I’d never heard of lineage healing until 3 years ago. But once my mother’s lines elevated, I felt compelled to visit their graves. One thing led to the other. First, it was just that I had to visit the gravesite. Then, I had to go on Christmas Eve—the most important holiday for these Italian immigrants. Next, I had to bake them my “famous” bread. Then, prepare an orecchiette, rapini and sausage dish, because, of course, you must bring your dead grandparents a native dish. Along with all that, I brought shells and stones I’d collected with them in mind. Sage to clear out decades of gravely things. One of my best tablecloths. My 1st book. A candle. And a copy of my dual citizen papers that I obtained from this side of my family.
As you can see, I got a little obsessive with it.
On the day of the visit, I shaved my legs, even though it’s wintertime.
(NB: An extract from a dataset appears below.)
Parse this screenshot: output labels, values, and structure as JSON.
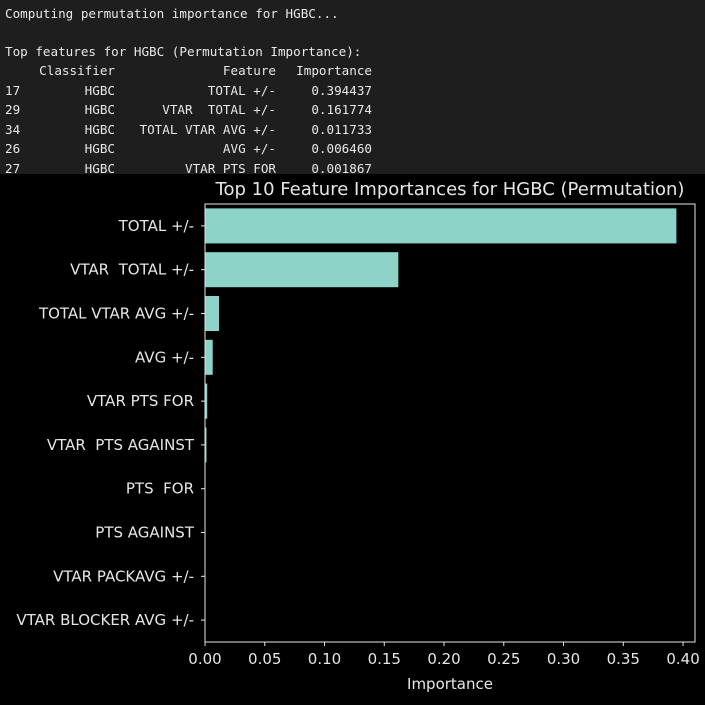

Washed my hair and did it up cute. Put make-up on. In essence, I felt as if I were auditioning to be loved. After finding their plot in the 108-acre graveyard, Funk and I set everything up just right and then sat down in our beach chairs to dine with them in 37-degree weather.
I don’t think my grandparents noticed the cold, but we sure did.
On the way back to DC, Funk went into professor mode. Told me that many cultures honored their ancestors at this time of the year. In fact, the ceremony I’d just carried out is an ancient custom dating back long before Christ was a baby. Basically, he was saying that what I’d just done was no biggie. And it definitely wasn’t original. Nor was it some witchy shit.
Here’s to you if you honor your elders, both living and dead. If you don’t hurt your eyes from rolling them as your husband lectures you into oblivion about History 101. Wishing you the Happiest of New Years! (Please God, may it be so. For all of us.)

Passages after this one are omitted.